The parent/sibling proceeds to yell for the friend.
After some time, our parents learnt to recognise the voices and announce who was on the other end of the line.
"In my era" home phones were mostly already cordless, or had the cordless receiver on top of the corded ones. I would take the cordless one, hurry off to my room and have extended conversations with a friend until our parents yelled at us for dinner. The receiver would grow hot against our cheeks and we would hear the dreaded low battery tone and that would be the signalled that we've rattled on for too long. Or if we walked too far away the connection would start to break off and we would shout "wait ah!" as we rushed closer to the landline phone while the person on the end constantly goes "har? cannot hear!"
G and I would call each other often, just to talk. I barely remember what we spoke about other than Hong Kong dramas, G's stories about camp and the people we secretly admired. Or at least G did. What did I talk about?

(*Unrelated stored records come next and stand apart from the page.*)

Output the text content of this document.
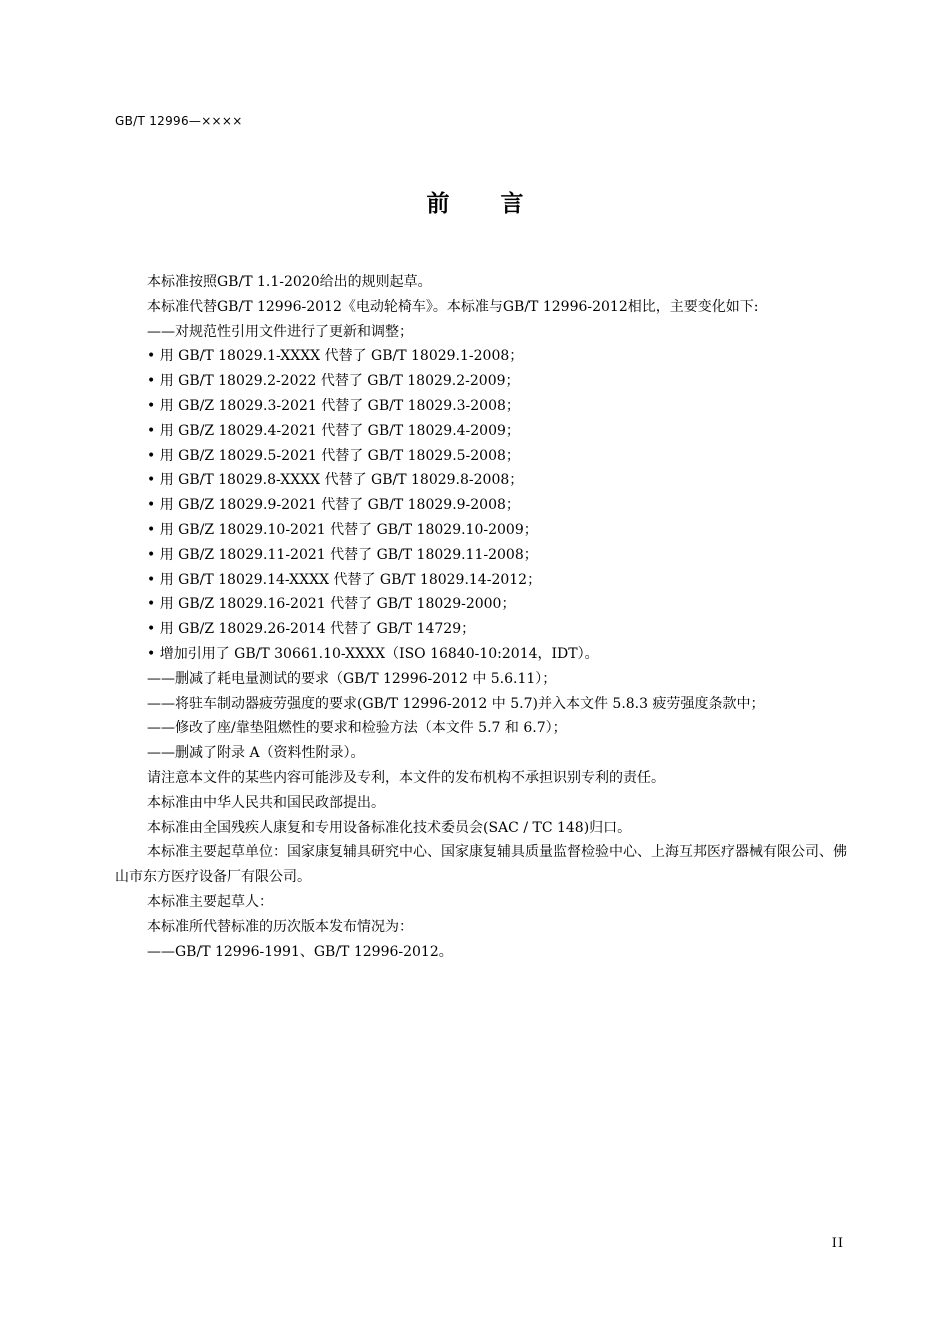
GB/T 12996—××××
前　言
本标准按照GB/T 1.1-2020给出的规则起草。
本标准代替GB/T 12996-2012《电动轮椅车》。本标准与GB/T 12996-2012相比，主要变化如下:
——对规范性引用文件进行了更新和调整；
• 用 GB/T 18029.1-XXXX 代替了 GB/T 18029.1-2008；
• 用 GB/T 18029.2-2022 代替了 GB/T 18029.2-2009；
• 用 GB/Z 18029.3-2021 代替了 GB/T 18029.3-2008；
• 用 GB/Z 18029.4-2021 代替了 GB/T 18029.4-2009；
• 用 GB/Z 18029.5-2021 代替了 GB/T 18029.5-2008；
• 用 GB/T 18029.8-XXXX 代替了 GB/T 18029.8-2008；
• 用 GB/Z 18029.9-2021 代替了 GB/T 18029.9-2008；
• 用 GB/Z 18029.10-2021 代替了 GB/T 18029.10-2009；
• 用 GB/Z 18029.11-2021 代替了 GB/T 18029.11-2008；
• 用 GB/T 18029.14-XXXX 代替了 GB/T 18029.14-2012；
• 用 GB/Z 18029.16-2021 代替了 GB/T 18029-2000；
• 用 GB/Z 18029.26-2014 代替了 GB/T 14729；
• 增加引用了 GB/T 30661.10-XXXX（ISO 16840-10:2014，IDT）。
——删减了耗电量测试的要求（GB/T 12996-2012 中 5.6.11）；
——将驻车制动器疲劳强度的要求(GB/T 12996-2012 中 5.7)并入本文件 5.8.3 疲劳强度条款中；
——修改了座/靠垫阻燃性的要求和检验方法（本文件 5.7 和 6.7）；
——删减了附录 A（资料性附录）。
请注意本文件的某些内容可能涉及专利，本文件的发布机构不承担识别专利的责任。
本标准由中华人民共和国民政部提出。
本标准由全国残疾人康复和专用设备标准化技术委员会(SAC / TC 148)归口。
本标准主要起草单位：国家康复辅具研究中心、国家康复辅具质量监督检验中心、上海互邦医疗器械有限公司、佛山市东方医疗设备厂有限公司。
本标准主要起草人：
本标准所代替标准的历次版本发布情况为：
——GB/T 12996-1991、GB/T 12996-2012。
II
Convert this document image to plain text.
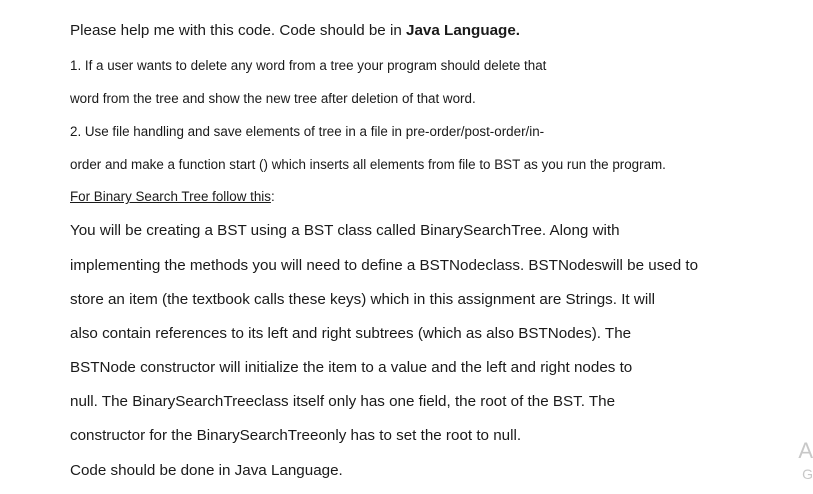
Please help me with this code. Code should be in Java Language.
1. If a user wants to delete any word from a tree your program should delete that
word from the tree and show the new tree after deletion of that word.
2. Use file handling and save elements of tree in a file in pre-order/post-order/in-
order and make a function start () which inserts all elements from file to BST as you run the program.
For Binary Search Tree follow this:
You will be creating a BST using a BST class called BinarySearchTree. Along with
implementing the methods you will need to define a BSTNodeclass. BSTNodeswill be used to
store an item (the textbook calls these keys) which in this assignment are Strings. It will
also contain references to its left and right subtrees (which as also BSTNodes). The
BSTNode constructor will initialize the item to a value and the left and right nodes to
null. The BinarySearchTreeclass itself only has one field, the root of the BST. The
constructor for the BinarySearchTreeonly has to set the root to null.
Code should be done in Java Language.
A
G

I can't seem to remember at all. Perhaps I'd get to reconnecting with G some day and ask if she remembers.
Over the call we would twiddle with random objects, roll around on the bed or couch or floor, walk 30 rounds round the house when talking about something particularly exciting. But we were largely focused on what each other had to say.
I do miss phone calls. It's easy to facetime or skype now if one could spare the time. Yet, perhaps I'm the only one, but I think there is a strange sense of comfort and intimacy about sharing a conversation over the phone. There's something warm and charming about a call just to ask about your day and it's perfectly normal. There was something, in-the-moment about it.
In this age of multiple tabs(guilty as charged) , multitasking and distractions, do we still remember how to listen and hear?